The race plan seems simple. Walk six miles cross country uphill to the Poltimore Arms – the 13th century inn on the edge of Exmoor which is still not connected to mains electricity.
Runners change out of walking clothes and quick march to Five Barrows, an Exmoor highpoint with stunning views over North West Devon and Somerset. There starts the race proper, a nine-mile cross-country epic back to the school.
This is real cross country running – wet, windy, slippery and certainly not all downhill. The return run features several excruciating climbs – the worst being up the much feared and often-walked "Cleave".
The run has become such a part of West Buckland folklore that former pupils return eager to compete again, and now parents and family friends sign up for punishment.
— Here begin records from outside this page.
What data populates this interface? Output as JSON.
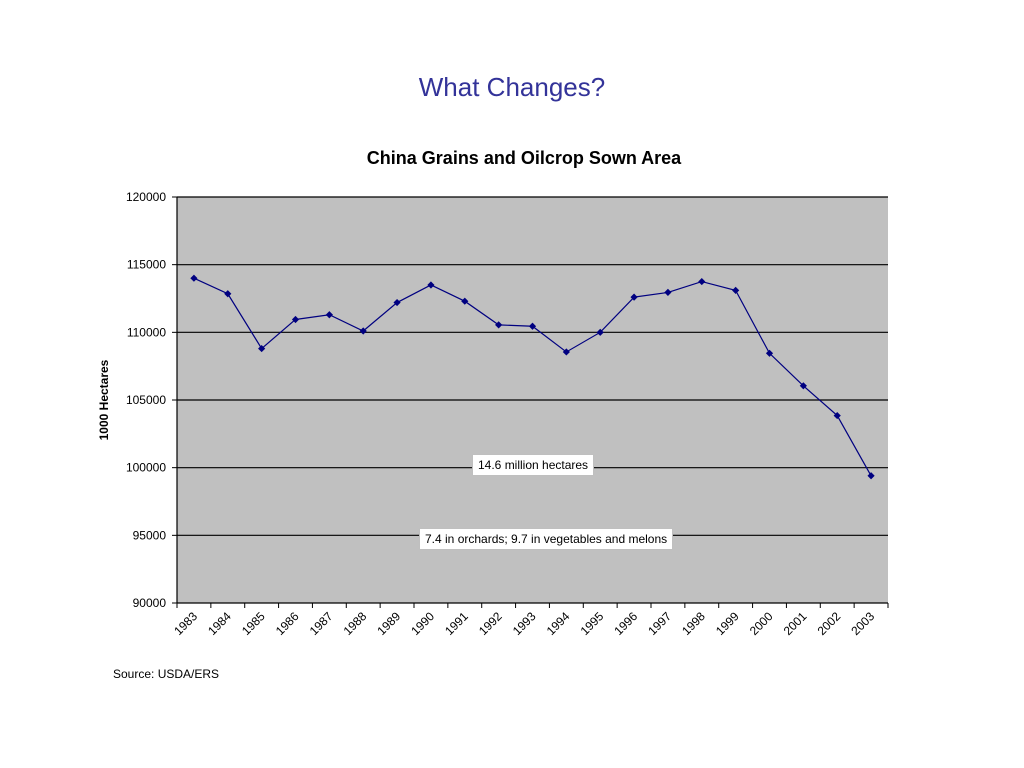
{
  "slide": {
    "title": "What Changes?",
    "source": "Source: USDA/ERS"
  },
  "chart_data": {
    "type": "line",
    "title": "China Grains and Oilcrop Sown Area",
    "xlabel": "",
    "ylabel": "1000 Hectares",
    "ylim": [
      90000,
      120000
    ],
    "yticks": [
      "90000",
      "95000",
      "100000",
      "105000",
      "110000",
      "115000",
      "120000"
    ],
    "categories": [
      "1983",
      "1984",
      "1985",
      "1986",
      "1987",
      "1988",
      "1989",
      "1990",
      "1991",
      "1992",
      "1993",
      "1994",
      "1995",
      "1996",
      "1997",
      "1998",
      "1999",
      "2000",
      "2001",
      "2002",
      "2003"
    ],
    "series": [
      {
        "values": [
          114000,
          112850,
          108800,
          110950,
          111300,
          110100,
          112200,
          113500,
          112300,
          110550,
          110450,
          108550,
          110000,
          112600,
          112950,
          113750,
          113100,
          108450,
          106050,
          103850,
          99400
        ]
      }
    ],
    "annotations": [
      "14.6 million hectares",
      "7.4 in orchards; 9.7 in vegetables and melons"
    ],
    "grid": true,
    "legend": "none",
    "colors": {
      "line": "#000080",
      "plot_bg": "#c0c0c0",
      "grid": "#000000"
    }
  }
}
Yesterday's oldest competitor was 89 years old.
"It's a unique event and one I think that the school and the pupils are very proud of," said Berwick Coates, West Buckland's archivist. "The whole school shuts down for The Exmoor day.
"It's important because it's tough, and everyone does it. When the whole school gathers afterwards, the atmosphere is full of excitement and the sense that they have all achieved something difficult." The Exmoor is the only surviving run of West Buckland's cross-country series. Past pupils may have competed in up to 15 runs. They all had names – the Bray, the Beeches, the Tuck, the Leary, the Westacott, the Stoodleigh, the Railway, the North-West, and the Long.